Опять ему рот зажали.

Потом за стеной стало тихо. Совсем тихо. Неожиданно тихо. И в этой наступившей тишине яростно скрежетнула кровать.

И в этой наступившей тишине так отчетливо проступил шепот:

– Лешенька, не надо… Ты ведь пьяный. Коля Бабушкин рванул подушку себе на голову.

Рванул поверх подушки одеяло. Зарылся. Заснул.

Он лежал, зарывшись головой под подушки, не шевелясь, боясь шевельнуться, чтобы там, за стеной, не знали, что он не спит.

Он спит. Он умер.

Но хоть он и спит, хоть он и умер, а ему все же кое-что слышно. Он услышал, как под его раскладушкой пробежала мышь, как она пискнула, как забралась в блюдце кота Романа. «Да ведь это Маруська». – «Почему… Маруська?» – «Так. Ее Маруськой зовут».

Он услышал, как за стеной, в соседней комнате, тикают часы – светящийся будильник, свадебный подарок.

И как Верочка тихо поцеловала Лешку.

И снова наступила тишина.

Тогда Николай встал, оделся, не зажигая света, нащупал в прихожей свою оленью куртку, свою длинноухую шапку, свои щетинистые лыжи-голицы, отпер дверь и вышел на мороз.

Было очень поздно.

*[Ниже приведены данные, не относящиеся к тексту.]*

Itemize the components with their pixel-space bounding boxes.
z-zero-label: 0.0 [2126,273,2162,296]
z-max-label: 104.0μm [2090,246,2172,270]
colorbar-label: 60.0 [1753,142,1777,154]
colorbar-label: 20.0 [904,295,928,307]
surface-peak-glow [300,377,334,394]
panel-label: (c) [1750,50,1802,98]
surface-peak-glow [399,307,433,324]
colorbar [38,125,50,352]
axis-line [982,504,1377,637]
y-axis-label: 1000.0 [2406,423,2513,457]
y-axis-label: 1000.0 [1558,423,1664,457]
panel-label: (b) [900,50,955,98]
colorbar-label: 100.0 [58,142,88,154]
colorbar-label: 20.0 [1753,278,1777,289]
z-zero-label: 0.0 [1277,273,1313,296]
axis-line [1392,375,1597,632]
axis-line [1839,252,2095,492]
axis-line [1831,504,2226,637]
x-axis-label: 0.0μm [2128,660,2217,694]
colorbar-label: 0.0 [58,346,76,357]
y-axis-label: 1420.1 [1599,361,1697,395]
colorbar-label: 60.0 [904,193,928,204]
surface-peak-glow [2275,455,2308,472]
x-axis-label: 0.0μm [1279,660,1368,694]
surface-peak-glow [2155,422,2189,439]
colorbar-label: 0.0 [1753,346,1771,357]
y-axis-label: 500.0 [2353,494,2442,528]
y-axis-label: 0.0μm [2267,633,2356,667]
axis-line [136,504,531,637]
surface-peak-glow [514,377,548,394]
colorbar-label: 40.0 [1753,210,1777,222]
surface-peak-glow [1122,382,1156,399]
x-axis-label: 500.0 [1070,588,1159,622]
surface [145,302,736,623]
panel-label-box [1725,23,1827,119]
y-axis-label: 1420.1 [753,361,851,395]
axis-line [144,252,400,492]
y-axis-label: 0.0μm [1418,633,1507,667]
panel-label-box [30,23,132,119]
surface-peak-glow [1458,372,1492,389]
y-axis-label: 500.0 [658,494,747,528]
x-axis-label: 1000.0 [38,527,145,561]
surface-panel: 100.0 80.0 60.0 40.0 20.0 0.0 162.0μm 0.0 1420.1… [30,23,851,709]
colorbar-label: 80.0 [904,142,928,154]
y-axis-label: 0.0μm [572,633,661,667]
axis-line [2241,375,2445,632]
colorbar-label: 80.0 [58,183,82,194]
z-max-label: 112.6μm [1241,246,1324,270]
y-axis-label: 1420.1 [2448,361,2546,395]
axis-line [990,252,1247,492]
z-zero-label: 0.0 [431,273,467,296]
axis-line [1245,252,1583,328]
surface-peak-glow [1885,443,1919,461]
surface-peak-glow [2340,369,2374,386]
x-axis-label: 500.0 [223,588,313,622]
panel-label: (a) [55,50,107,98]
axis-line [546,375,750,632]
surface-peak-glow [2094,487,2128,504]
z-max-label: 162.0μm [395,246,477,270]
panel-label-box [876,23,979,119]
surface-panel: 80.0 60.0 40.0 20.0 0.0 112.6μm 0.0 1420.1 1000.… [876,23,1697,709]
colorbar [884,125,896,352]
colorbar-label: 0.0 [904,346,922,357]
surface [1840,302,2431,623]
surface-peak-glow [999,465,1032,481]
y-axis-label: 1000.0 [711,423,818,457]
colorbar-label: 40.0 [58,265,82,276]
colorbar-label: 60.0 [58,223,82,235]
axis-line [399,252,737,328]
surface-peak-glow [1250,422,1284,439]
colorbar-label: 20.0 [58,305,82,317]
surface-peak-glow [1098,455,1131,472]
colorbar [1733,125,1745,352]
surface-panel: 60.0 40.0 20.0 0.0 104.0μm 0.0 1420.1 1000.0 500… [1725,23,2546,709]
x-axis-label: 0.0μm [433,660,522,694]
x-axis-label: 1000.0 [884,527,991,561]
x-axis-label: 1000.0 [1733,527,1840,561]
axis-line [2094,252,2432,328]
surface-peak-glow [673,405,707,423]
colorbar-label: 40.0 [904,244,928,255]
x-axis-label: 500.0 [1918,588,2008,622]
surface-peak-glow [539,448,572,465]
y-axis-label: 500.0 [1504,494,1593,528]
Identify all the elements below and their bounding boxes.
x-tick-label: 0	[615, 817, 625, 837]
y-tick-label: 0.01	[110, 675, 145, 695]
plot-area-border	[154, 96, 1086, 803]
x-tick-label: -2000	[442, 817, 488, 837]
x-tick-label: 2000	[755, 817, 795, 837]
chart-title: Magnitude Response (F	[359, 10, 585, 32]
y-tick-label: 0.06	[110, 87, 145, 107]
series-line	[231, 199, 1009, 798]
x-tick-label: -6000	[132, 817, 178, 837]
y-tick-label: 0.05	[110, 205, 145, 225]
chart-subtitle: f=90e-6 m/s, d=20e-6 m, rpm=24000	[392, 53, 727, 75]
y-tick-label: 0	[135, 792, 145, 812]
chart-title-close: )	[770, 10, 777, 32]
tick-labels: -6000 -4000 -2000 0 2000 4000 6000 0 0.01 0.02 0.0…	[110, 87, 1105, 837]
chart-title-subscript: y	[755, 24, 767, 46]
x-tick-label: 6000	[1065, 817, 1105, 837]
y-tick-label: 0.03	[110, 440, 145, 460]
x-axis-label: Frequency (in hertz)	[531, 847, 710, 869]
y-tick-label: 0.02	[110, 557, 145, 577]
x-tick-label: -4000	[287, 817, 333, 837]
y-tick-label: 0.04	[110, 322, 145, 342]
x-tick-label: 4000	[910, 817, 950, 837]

Была глубокая ночь.

Дежурная гостиницы спала, зябким клубком свернувшись в кресле. Сперва она, спросонья, даже в толк не могла взять, что от нее нужно Николаю. Зачем он ее тормошит за плечо, Но потом, наверное, догадалась.

Она сладко зевнула и раскрыла журнал приезжающих. Сладко зевнула и взяла у Николая паспорт. Сладко зевнула и выдала ему бумажку.

– А ключ? – спросил Николай.

– Ключ? Там без вас одиннадцать… У них ключ.

В двух просторных, как солдатская казарма, комнатах храпели на разные голоса. Кто с присвистом, кто без. В темноте белела постельная белизна.

Коля Бабушкин нашел свободную койку у самой стены.

И уже, наверное, во сне развесил на батарее портянки.